Ex-suspect criticizes anti-terrorism laws

Andrew Kramer Associated Press

PORTLAND – Brandon Mayfield, the Oregon lawyer who got a rare apology from the FBI after being wrongly held for this spring’s deadly train bombings in Madrid, argued Friday for reform of the anti-terrorism laws that allowed federal agents to search his home and detain him for two weeks.

The 37-year-old attorney spoke to civic leaders at Portland’s City Club, in one of several recent appearances for the family law attorney and father of three young children.

Recounting his harrowing arrest and abrupt release, Mayfield said he feared for his life in jail when other inmates believed he was a terrorism suspect. He said he felt hopeless as his attorney told him he could face the death penalty for killing 200 people in Spain – an act with which he had nothing to do.

He only regained some trust in the U.S. judicial system when he was freed, Mayfield told his audience.

“There was something inherently wrong about how this all went down,” Mayfield said. “Just yesterday I told my wife that it felt like an ordinary day. I’ve stopped shaking.”

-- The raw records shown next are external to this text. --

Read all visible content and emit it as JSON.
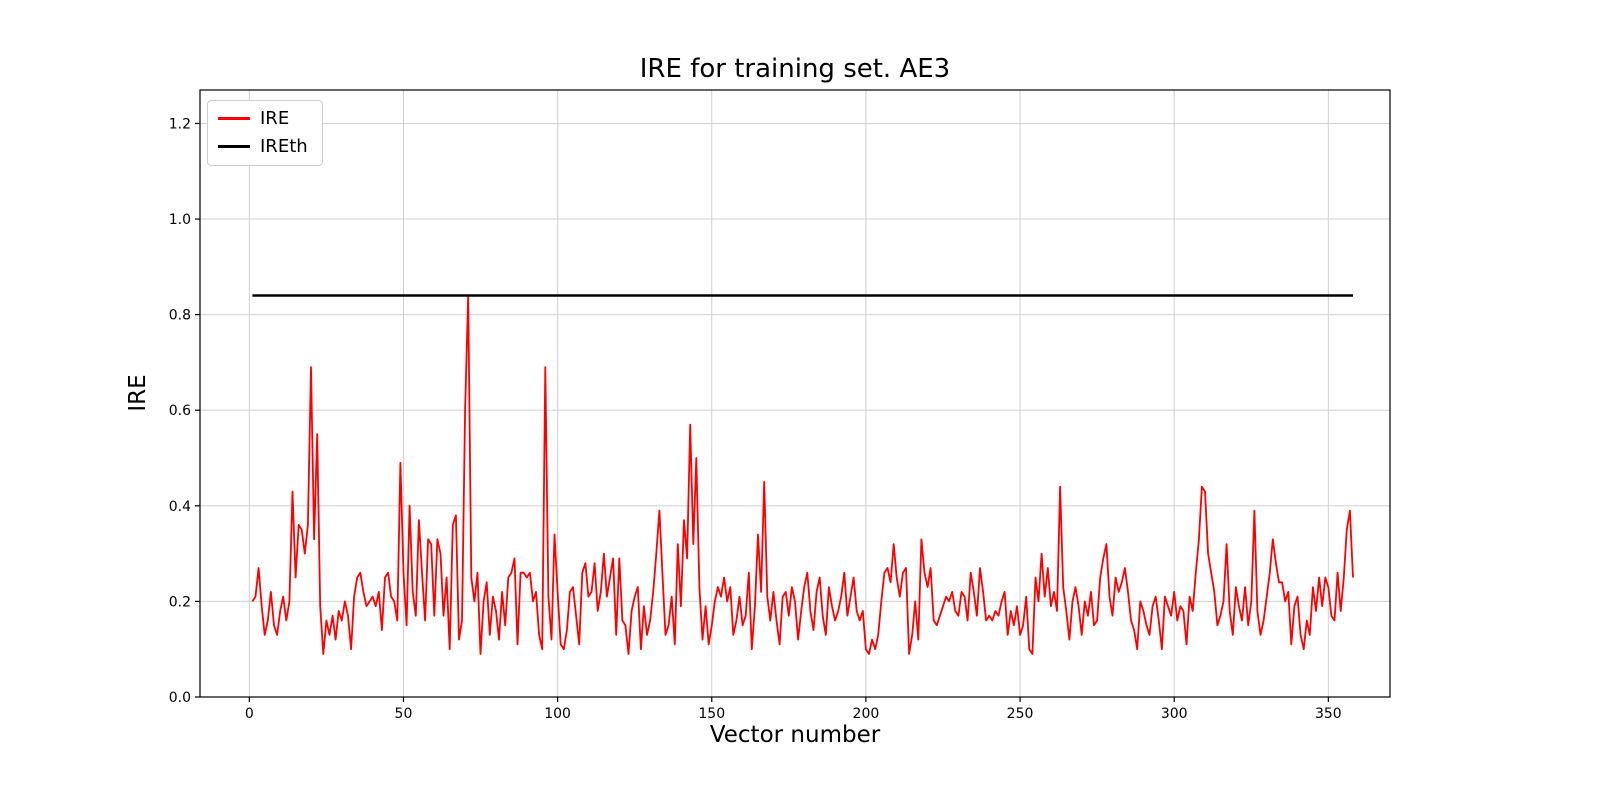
{
  "figure": {
    "background": "#ffffff"
  },
  "chart_data": {
    "type": "line",
    "title": "IRE for training set. AE3",
    "xlabel": "Vector number",
    "ylabel": "IRE",
    "xlim": [
      -16,
      370
    ],
    "ylim": [
      0,
      1.27
    ],
    "x_ticks": [
      0,
      50,
      100,
      150,
      200,
      250,
      300,
      350
    ],
    "x_tick_labels": [
      "0",
      "50",
      "100",
      "150",
      "200",
      "250",
      "300",
      "350"
    ],
    "y_ticks": [
      0.0,
      0.2,
      0.4,
      0.6,
      0.8,
      1.0,
      1.2
    ],
    "y_tick_labels": [
      "0.0",
      "0.2",
      "0.4",
      "0.6",
      "0.8",
      "1.0",
      "1.2"
    ],
    "grid": true,
    "grid_color": "#d0d0d0",
    "frame_color": "#000000",
    "legend": {
      "position": "upper left",
      "entries": [
        {
          "label": "IRE",
          "color": "#ff0000"
        },
        {
          "label": "IREth",
          "color": "#000000"
        }
      ]
    },
    "series": [
      {
        "name": "IRE",
        "color": "#ff0000",
        "line_width": 1.8,
        "x_start": 1,
        "values": [
          0.2,
          0.21,
          0.27,
          0.19,
          0.13,
          0.16,
          0.22,
          0.15,
          0.13,
          0.18,
          0.21,
          0.16,
          0.2,
          0.43,
          0.25,
          0.36,
          0.35,
          0.3,
          0.36,
          0.69,
          0.33,
          0.55,
          0.19,
          0.09,
          0.16,
          0.13,
          0.17,
          0.12,
          0.18,
          0.16,
          0.2,
          0.17,
          0.1,
          0.21,
          0.25,
          0.26,
          0.22,
          0.19,
          0.2,
          0.21,
          0.19,
          0.22,
          0.14,
          0.25,
          0.26,
          0.21,
          0.2,
          0.16,
          0.49,
          0.26,
          0.15,
          0.4,
          0.22,
          0.17,
          0.37,
          0.26,
          0.16,
          0.33,
          0.32,
          0.17,
          0.33,
          0.3,
          0.17,
          0.25,
          0.1,
          0.36,
          0.38,
          0.12,
          0.16,
          0.6,
          0.84,
          0.25,
          0.2,
          0.26,
          0.09,
          0.2,
          0.24,
          0.13,
          0.21,
          0.18,
          0.12,
          0.22,
          0.15,
          0.25,
          0.26,
          0.29,
          0.11,
          0.26,
          0.26,
          0.25,
          0.26,
          0.2,
          0.22,
          0.13,
          0.1,
          0.69,
          0.21,
          0.12,
          0.34,
          0.22,
          0.11,
          0.1,
          0.14,
          0.22,
          0.23,
          0.17,
          0.11,
          0.26,
          0.28,
          0.21,
          0.22,
          0.28,
          0.18,
          0.22,
          0.3,
          0.21,
          0.25,
          0.29,
          0.13,
          0.29,
          0.16,
          0.15,
          0.09,
          0.18,
          0.21,
          0.23,
          0.1,
          0.19,
          0.13,
          0.16,
          0.22,
          0.3,
          0.39,
          0.26,
          0.13,
          0.15,
          0.21,
          0.11,
          0.32,
          0.19,
          0.37,
          0.29,
          0.57,
          0.32,
          0.5,
          0.23,
          0.12,
          0.19,
          0.11,
          0.15,
          0.2,
          0.23,
          0.21,
          0.25,
          0.2,
          0.23,
          0.13,
          0.16,
          0.21,
          0.15,
          0.17,
          0.26,
          0.1,
          0.19,
          0.34,
          0.22,
          0.45,
          0.21,
          0.16,
          0.22,
          0.16,
          0.11,
          0.21,
          0.22,
          0.17,
          0.23,
          0.2,
          0.12,
          0.18,
          0.23,
          0.26,
          0.18,
          0.14,
          0.22,
          0.25,
          0.17,
          0.13,
          0.23,
          0.19,
          0.16,
          0.18,
          0.21,
          0.26,
          0.17,
          0.21,
          0.25,
          0.18,
          0.16,
          0.18,
          0.1,
          0.09,
          0.12,
          0.1,
          0.13,
          0.2,
          0.26,
          0.27,
          0.24,
          0.32,
          0.25,
          0.21,
          0.26,
          0.27,
          0.09,
          0.13,
          0.2,
          0.12,
          0.33,
          0.26,
          0.23,
          0.27,
          0.16,
          0.15,
          0.17,
          0.19,
          0.21,
          0.2,
          0.22,
          0.18,
          0.17,
          0.22,
          0.21,
          0.16,
          0.26,
          0.22,
          0.17,
          0.27,
          0.22,
          0.16,
          0.17,
          0.16,
          0.18,
          0.17,
          0.2,
          0.22,
          0.13,
          0.18,
          0.15,
          0.19,
          0.13,
          0.15,
          0.21,
          0.1,
          0.09,
          0.25,
          0.2,
          0.3,
          0.21,
          0.27,
          0.19,
          0.22,
          0.18,
          0.44,
          0.23,
          0.18,
          0.12,
          0.2,
          0.23,
          0.19,
          0.13,
          0.2,
          0.17,
          0.22,
          0.15,
          0.16,
          0.25,
          0.29,
          0.32,
          0.21,
          0.17,
          0.25,
          0.22,
          0.24,
          0.27,
          0.22,
          0.16,
          0.14,
          0.1,
          0.2,
          0.18,
          0.15,
          0.13,
          0.19,
          0.21,
          0.16,
          0.1,
          0.21,
          0.19,
          0.17,
          0.22,
          0.16,
          0.19,
          0.18,
          0.11,
          0.21,
          0.18,
          0.26,
          0.33,
          0.44,
          0.43,
          0.3,
          0.26,
          0.22,
          0.15,
          0.17,
          0.2,
          0.32,
          0.18,
          0.13,
          0.23,
          0.19,
          0.16,
          0.23,
          0.15,
          0.2,
          0.39,
          0.18,
          0.13,
          0.16,
          0.21,
          0.26,
          0.33,
          0.28,
          0.24,
          0.24,
          0.2,
          0.22,
          0.11,
          0.19,
          0.21,
          0.13,
          0.1,
          0.16,
          0.13,
          0.23,
          0.18,
          0.25,
          0.19,
          0.25,
          0.23,
          0.17,
          0.16,
          0.26,
          0.18,
          0.25,
          0.35,
          0.39,
          0.25
        ]
      },
      {
        "name": "IREth",
        "color": "#000000",
        "line_width": 2.5,
        "type": "hline",
        "value": 0.84,
        "x_range": [
          1,
          358
        ]
      }
    ]
  }
}
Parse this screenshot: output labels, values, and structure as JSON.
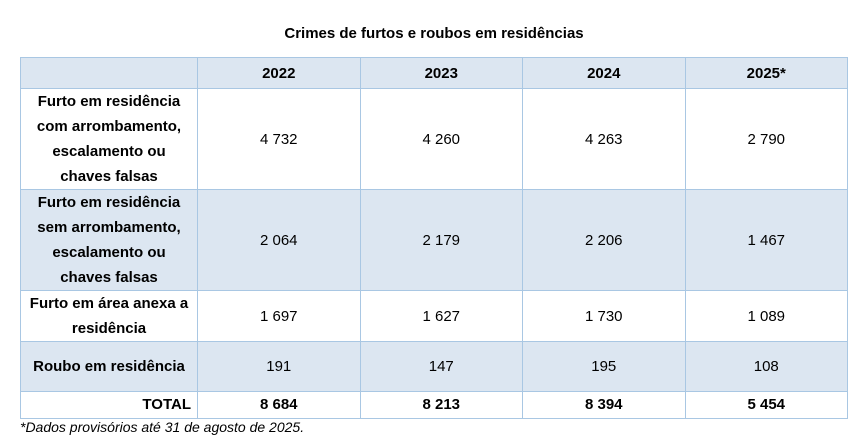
{
  "header": {
    "title": "Crimes de furtos e roubos em residências"
  },
  "table": {
    "columns": [
      "",
      "2022",
      "2023",
      "2024",
      "2025*"
    ],
    "rows": [
      [
        "Furto em residência com arrombamento, escalamento ou chaves falsas",
        "4 732",
        "4 260",
        "4 263",
        "2 790"
      ],
      [
        "Furto em residência sem arrombamento, escalamento ou chaves falsas",
        "2 064",
        "2 179",
        "2 206",
        "1 467"
      ],
      [
        "Furto em área anexa a residência",
        "1 697",
        "1 627",
        "1 730",
        "1 089"
      ],
      [
        "Roubo em residência",
        "191",
        "147",
        "195",
        "108"
      ],
      [
        "TOTAL",
        "8 684",
        "8 213",
        "8 394",
        "5 454"
      ]
    ]
  },
  "footnote": "*Dados provisórios até 31 de agosto de 2025."
}
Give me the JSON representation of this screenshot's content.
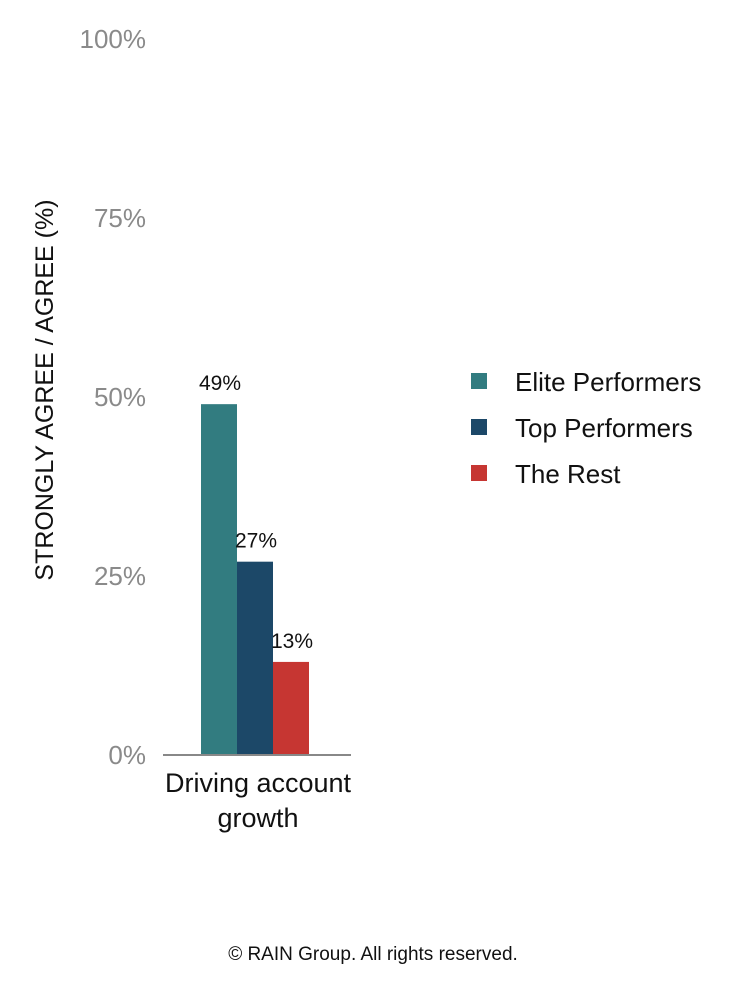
{
  "chart_data": {
    "type": "bar",
    "categories": [
      "Driving account growth"
    ],
    "category_lines": [
      [
        "Driving account",
        "growth"
      ]
    ],
    "series": [
      {
        "name": "Elite Performers",
        "values": [
          49
        ],
        "color": "#327c80",
        "label": "49%"
      },
      {
        "name": "Top Performers",
        "values": [
          27
        ],
        "color": "#1c4868",
        "label": "27%"
      },
      {
        "name": "The Rest",
        "values": [
          13
        ],
        "color": "#c63632",
        "label": "13%"
      }
    ],
    "yticks": [
      {
        "value": 0,
        "label": "0%"
      },
      {
        "value": 25,
        "label": "25%"
      },
      {
        "value": 50,
        "label": "50%"
      },
      {
        "value": 75,
        "label": "75%"
      },
      {
        "value": 100,
        "label": "100%"
      }
    ],
    "ylabel": "STRONGLY AGREE / AGREE (%)",
    "xlabel": "",
    "ylim": [
      0,
      100
    ],
    "grid": false,
    "legend_position": "right",
    "axis_color": "#888888"
  },
  "footer": "© RAIN Group. All rights reserved."
}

FBI agents swept into Mayfield’s law office May 6 and arrested him on a material witness warrant, after matching his fingerprint to one on a plastic bag containing detonators found near the site of the March 11 bombings in Spain. Federal officials also cited Mayfield’s ties to a local mosque as contributing to their suspicion.

The agency freed him two weeks later after Spanish forensic experts convinced the FBI that the match was an error. The agency’s Portland office issued an apology.

The inspector general of the Justice Department is currently investigating the mistake, Mayfield’s public defender, Steven Wax, said Friday. Mayfield is considering filing a lawsuit.

Earlier this month, Mayfield spoke at a civil rights forum in Chicago. He promised Friday to make public appearances to encourage voters to consider civil rights issues this election season – regardless of their political leanings.

Mayfield, owner of his own small legal business, said he voted for George Bush in 2000, but said he will not vote for Bush this year.

Mayfield said he never should have been placed in jail, even if the government had reason to believe he had information about the Spain bombings. Without probable cause of a crime, such witnesses should be put up in the Hilton, Mayfield said.

But his faith in the judicial system remains, he said. He was glad, he said, to find that the FBI agents who searched his law office had not removed a poster of the Bill of Rights he had hung on a wall.

The lunchtime speech was billed as a public debate between Wax, Mayfield and an official either from the FBI or the U.S. Attorney’s office. U.S. Attorney in Oregon, Karin Immergut, issued a statement saying she could not attend because of the possibility that Mayfield will file a civil lawsuit against the government for his arrest, and because of secrecy rules surrounding grand jury proceedings.